How? By moving the baseline a little bit, then checking the stats again. By adding or removing small numbers of sensors to the region of interest. By re-calculating my spectral data using slightly different techniques. By trying to find the effect again using a whole-brain analysis. By running the cluster test many times and checking the dispersion of the outcomes. By – please don’t do this – removing subjects one by one to see if my p-value might suddenly increase when one of them goes away. I ended up concluding that one of my effects was way too volatile to be anything other than a false positive, while the other was robust. I bet you already guessed it wasn’t the one I was hoping for.
If you hear a strange slapping sound right about now, it’s the pre-registration people, facepalming. They’re probably right to. But the fact of the matter is, we don’t have a consensus about protocols on how to clean and then calculate our data prior to using statistics. This leaves a lot of room for random testing, for better or worse. I think it can work in our favour, if we primarily use statistics to convince ourselves of our results.
Telling a story
Sometimes, there are good reasons for not publishing a result. Failures of technical equipment, artifacts, excessive measurement noise, weak experimental manipulations, belatedly discovered confounds. A p-value of 0.18 should never be a reason for non-publication. It should also never, ever be a reason for a weakly supervised, poorly written, poorly structured manuscript.

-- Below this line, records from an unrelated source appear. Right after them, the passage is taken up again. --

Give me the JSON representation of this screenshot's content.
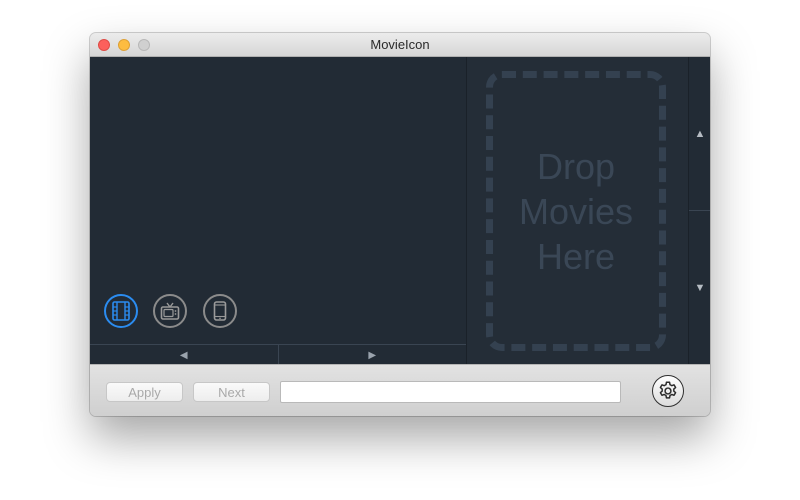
{
  "window": {
    "title": "MovieIcon"
  },
  "modes": [
    {
      "icon": "film-icon",
      "selected": true
    },
    {
      "icon": "tv-icon",
      "selected": false
    },
    {
      "icon": "phone-icon",
      "selected": false
    }
  ],
  "navigation": {
    "prev_glyph": "◀",
    "next_glyph": "▶"
  },
  "drop_zone": {
    "line1": "Drop",
    "line2": "Movies",
    "line3": "Here"
  },
  "scroll": {
    "up_glyph": "▲",
    "down_glyph": "▼"
  },
  "footer": {
    "apply_label": "Apply",
    "next_label": "Next",
    "input_value": "",
    "input_placeholder": ""
  },
  "colors": {
    "accent": "#2b8cf0",
    "content_bg": "#222b35",
    "drop_text": "#3a4756"
  }
}
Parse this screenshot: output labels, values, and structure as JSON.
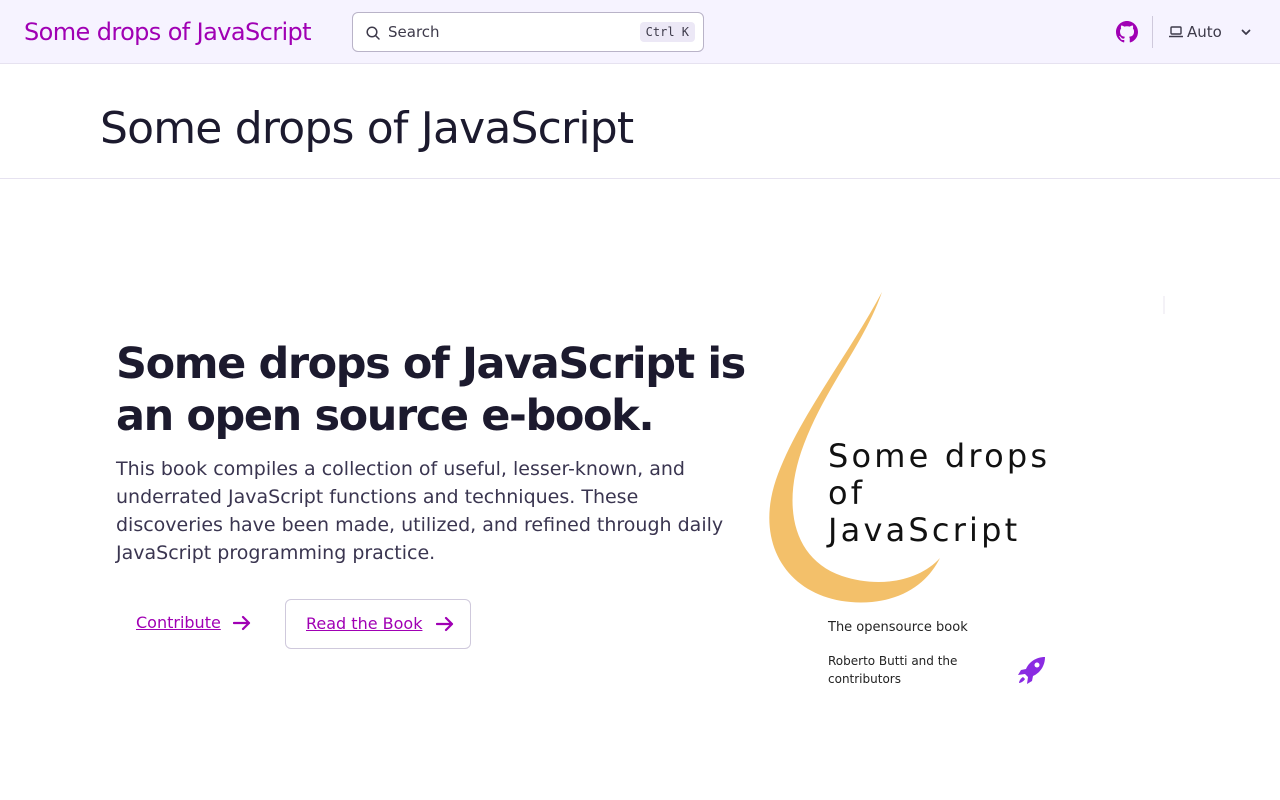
{
  "header": {
    "site_title": "Some drops of JavaScript",
    "search": {
      "placeholder": "Search",
      "shortcut": "Ctrl K"
    },
    "github_icon": "github-icon",
    "theme_selector": {
      "value": "Auto",
      "icon": "laptop-icon"
    }
  },
  "page": {
    "title": "Some drops of JavaScript"
  },
  "hero": {
    "heading": "Some drops of JavaScript is an open source e-book.",
    "description": "This book compiles a collection of useful, lesser-known, and underrated JavaScript functions and techniques. These discoveries have been made, utilized, and refined through daily JavaScript programming practice.",
    "buttons": [
      {
        "label": "Contribute",
        "icon": "arrow-right-icon"
      },
      {
        "label": "Read the Book",
        "icon": "arrow-right-icon"
      }
    ]
  },
  "cover": {
    "title": "Some drops of JavaScript",
    "subtitle": "The opensource book",
    "authors": "Roberto Butti and the contributors",
    "icon": "rocket-icon"
  },
  "colors": {
    "accent": "#a000b4",
    "header_bg": "#f6f3ff",
    "drop": "#f3c06a",
    "text": "#1c1a2e"
  }
}
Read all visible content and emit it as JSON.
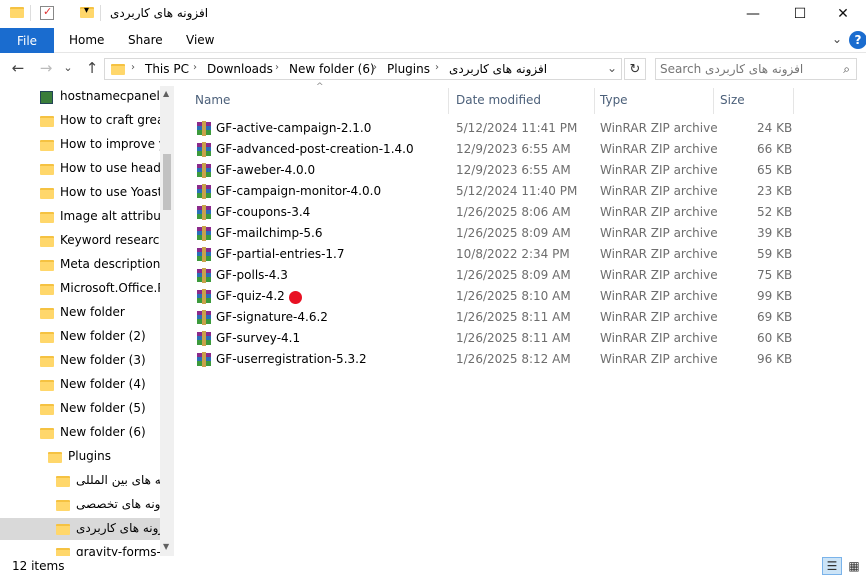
{
  "window": {
    "title": "افزونه های کاربردی",
    "controls": {
      "minimize": "—",
      "maximize": "☐",
      "close": "✕"
    }
  },
  "ribbon": {
    "file": "File",
    "tabs": [
      "Home",
      "Share",
      "View"
    ],
    "help": "?",
    "collapse": "⌄"
  },
  "nav": {
    "back": "←",
    "forward": "→",
    "recent": "⌄",
    "up": "↑",
    "breadcrumb": [
      "This PC",
      "Downloads",
      "New folder (6)",
      "Plugins",
      "افزونه های کاربردی"
    ],
    "sep": "›",
    "dropdown": "⌄",
    "refresh": "↻",
    "search_placeholder": "Search افزونه های کاربردی",
    "search_icon": "⌕"
  },
  "tree": {
    "items": [
      {
        "label": "hostnamecpanelN",
        "icon": "app-icon"
      },
      {
        "label": "How to craft great",
        "icon": "folder-icon"
      },
      {
        "label": "How to improve yo",
        "icon": "folder-icon"
      },
      {
        "label": "How to use headin",
        "icon": "folder-icon"
      },
      {
        "label": "How to use Yoast S",
        "icon": "folder-icon"
      },
      {
        "label": "Image alt attribute",
        "icon": "folder-icon"
      },
      {
        "label": "Keyword research",
        "icon": "folder-icon"
      },
      {
        "label": "Meta descriptions",
        "icon": "folder-icon"
      },
      {
        "label": "Microsoft.Office.P",
        "icon": "folder-icon"
      },
      {
        "label": "New folder",
        "icon": "folder-icon"
      },
      {
        "label": "New folder (2)",
        "icon": "folder-icon"
      },
      {
        "label": "New folder (3)",
        "icon": "folder-icon"
      },
      {
        "label": "New folder (4)",
        "icon": "folder-icon"
      },
      {
        "label": "New folder (5)",
        "icon": "folder-icon"
      },
      {
        "label": "New folder (6)",
        "icon": "folder-icon"
      },
      {
        "label": "Plugins",
        "icon": "folder-icon"
      },
      {
        "label": "افزونه های بین المللی",
        "icon": "folder-icon"
      },
      {
        "label": "افزونه های تخصصی",
        "icon": "folder-icon"
      },
      {
        "label": "افزونه های کاربردی",
        "icon": "folder-icon",
        "selected": true
      },
      {
        "label": "gravity-forms-ad",
        "icon": "folder-icon"
      }
    ],
    "scroll_up": "▲",
    "scroll_down": "▼"
  },
  "columns": {
    "name": "Name",
    "date": "Date modified",
    "type": "Type",
    "size": "Size",
    "sort_indicator": "^"
  },
  "files": [
    {
      "name": "GF-active-campaign-2.1.0",
      "date": "5/12/2024 11:41 PM",
      "type": "WinRAR ZIP archive",
      "size": "24 KB"
    },
    {
      "name": "GF-advanced-post-creation-1.4.0",
      "date": "12/9/2023 6:55 AM",
      "type": "WinRAR ZIP archive",
      "size": "66 KB"
    },
    {
      "name": "GF-aweber-4.0.0",
      "date": "12/9/2023 6:55 AM",
      "type": "WinRAR ZIP archive",
      "size": "65 KB"
    },
    {
      "name": "GF-campaign-monitor-4.0.0",
      "date": "5/12/2024 11:40 PM",
      "type": "WinRAR ZIP archive",
      "size": "23 KB"
    },
    {
      "name": "GF-coupons-3.4",
      "date": "1/26/2025 8:06 AM",
      "type": "WinRAR ZIP archive",
      "size": "52 KB"
    },
    {
      "name": "GF-mailchimp-5.6",
      "date": "1/26/2025 8:09 AM",
      "type": "WinRAR ZIP archive",
      "size": "39 KB"
    },
    {
      "name": "GF-partial-entries-1.7",
      "date": "10/8/2022 2:34 PM",
      "type": "WinRAR ZIP archive",
      "size": "59 KB"
    },
    {
      "name": "GF-polls-4.3",
      "date": "1/26/2025 8:09 AM",
      "type": "WinRAR ZIP archive",
      "size": "75 KB"
    },
    {
      "name": "GF-quiz-4.2",
      "date": "1/26/2025 8:10 AM",
      "type": "WinRAR ZIP archive",
      "size": "99 KB",
      "marker": true
    },
    {
      "name": "GF-signature-4.6.2",
      "date": "1/26/2025 8:11 AM",
      "type": "WinRAR ZIP archive",
      "size": "69 KB"
    },
    {
      "name": "GF-survey-4.1",
      "date": "1/26/2025 8:11 AM",
      "type": "WinRAR ZIP archive",
      "size": "60 KB"
    },
    {
      "name": "GF-userregistration-5.3.2",
      "date": "1/26/2025 8:12 AM",
      "type": "WinRAR ZIP archive",
      "size": "96 KB"
    }
  ],
  "status": {
    "count": "12 items",
    "details_view": "☰",
    "tiles_view": "▦"
  },
  "colors": {
    "accent": "#1a6ccf",
    "marker": "#e81123",
    "folder": "#ffd76b"
  }
}
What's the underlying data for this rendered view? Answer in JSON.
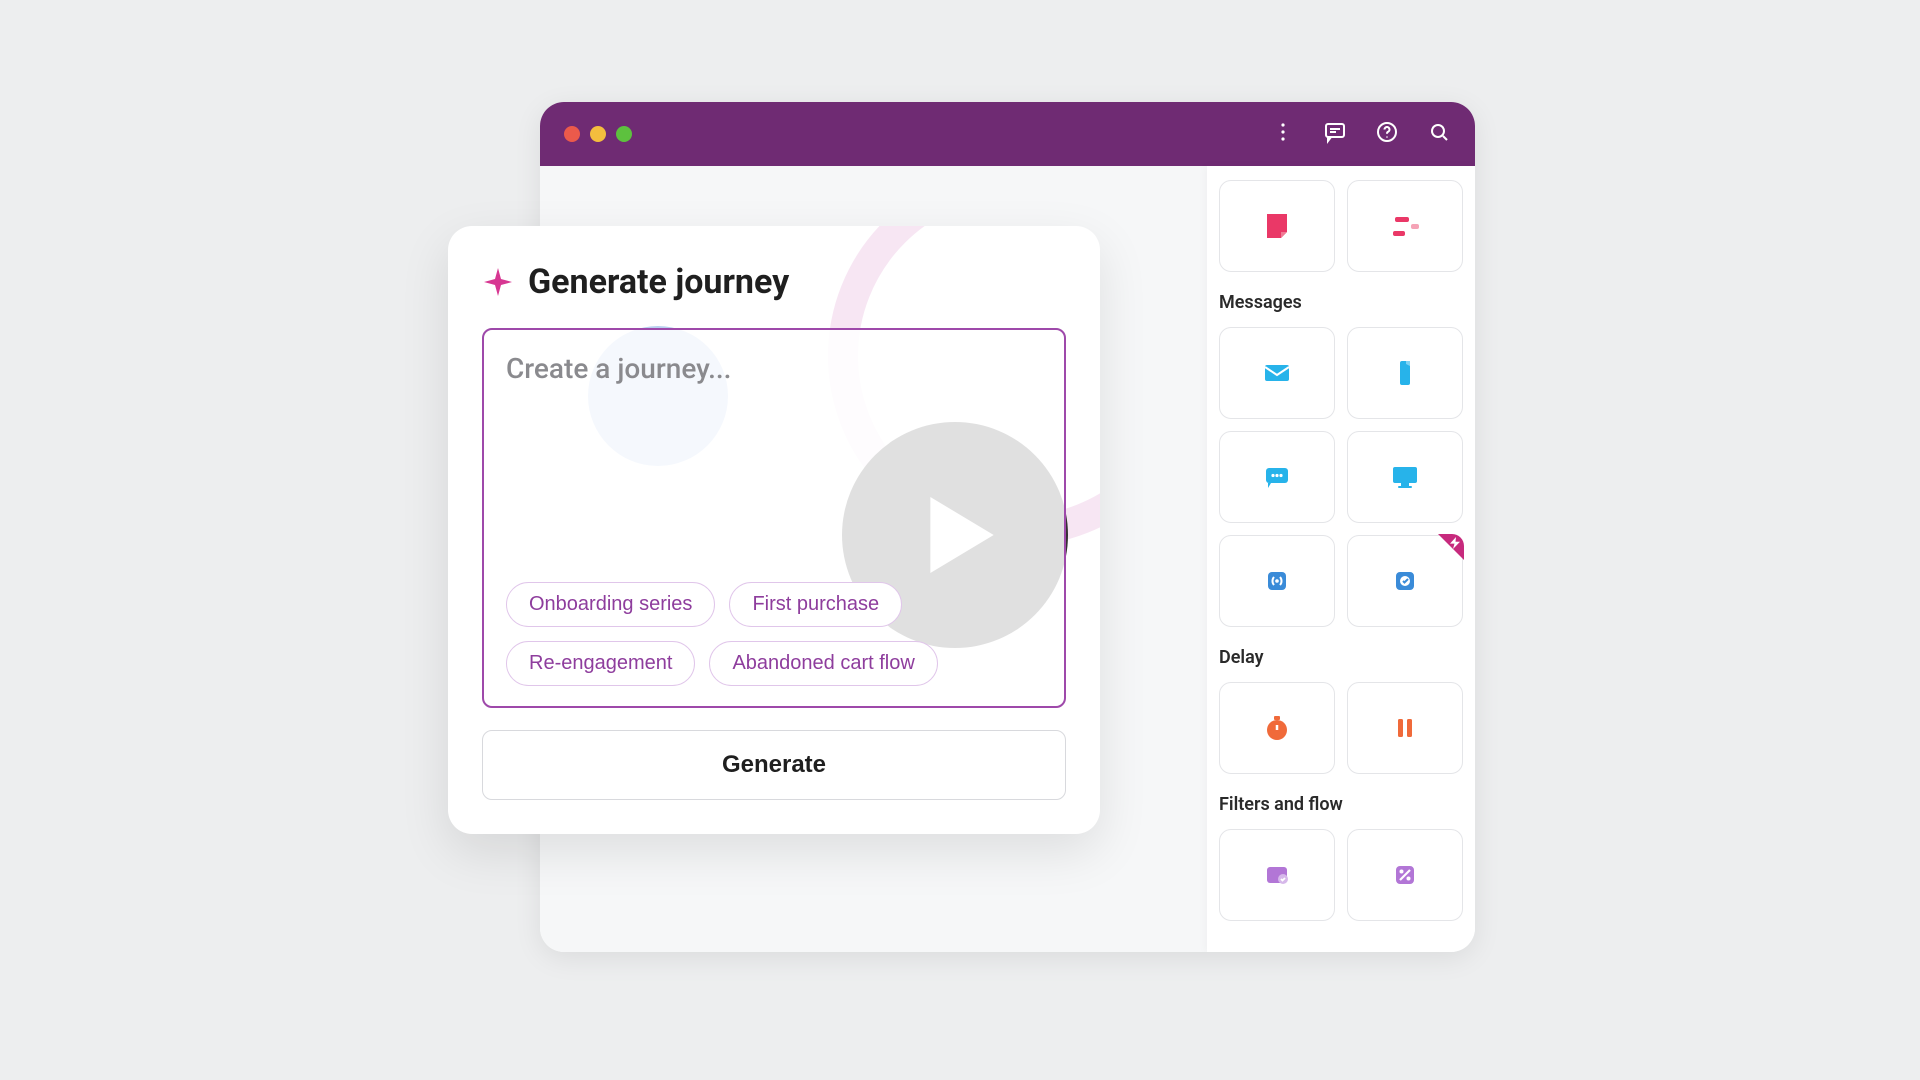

But when we do publish, we need to start presenting data in a way that’s comparable across experiments. Far too often, neuroscience papers contain plots of only t-maps or model fits or contrasts between conditions or hemispheres or measures of some complex indices, but not actual raw data for each individual condition. This means that the information others get to see is guided by wobbly p-values. Plot some measure of central tendency, and some measure of dispersion. This will allow your readers to think more deeply about the nature of the effects you found.
It would be even better, of course, if you made the raw data and analysis scripts publicly available, but my own attempts to do this were tinged with technical frustration. We need a lot more fast, funded server space for this to become the norm.
And know that, when you tell your story, your p-value is only a small part of it. Maybe you had an elegant design – this is worth sharing. Maybe your hypothesis makes perfect sense in light of the current literature, but it didn’t end up working out – this is also worth sharing. Maybe your failed experiment made you reconsider your beliefs about the field. These thoughts are also worth sharing. Please tell your story, even for p>0.05.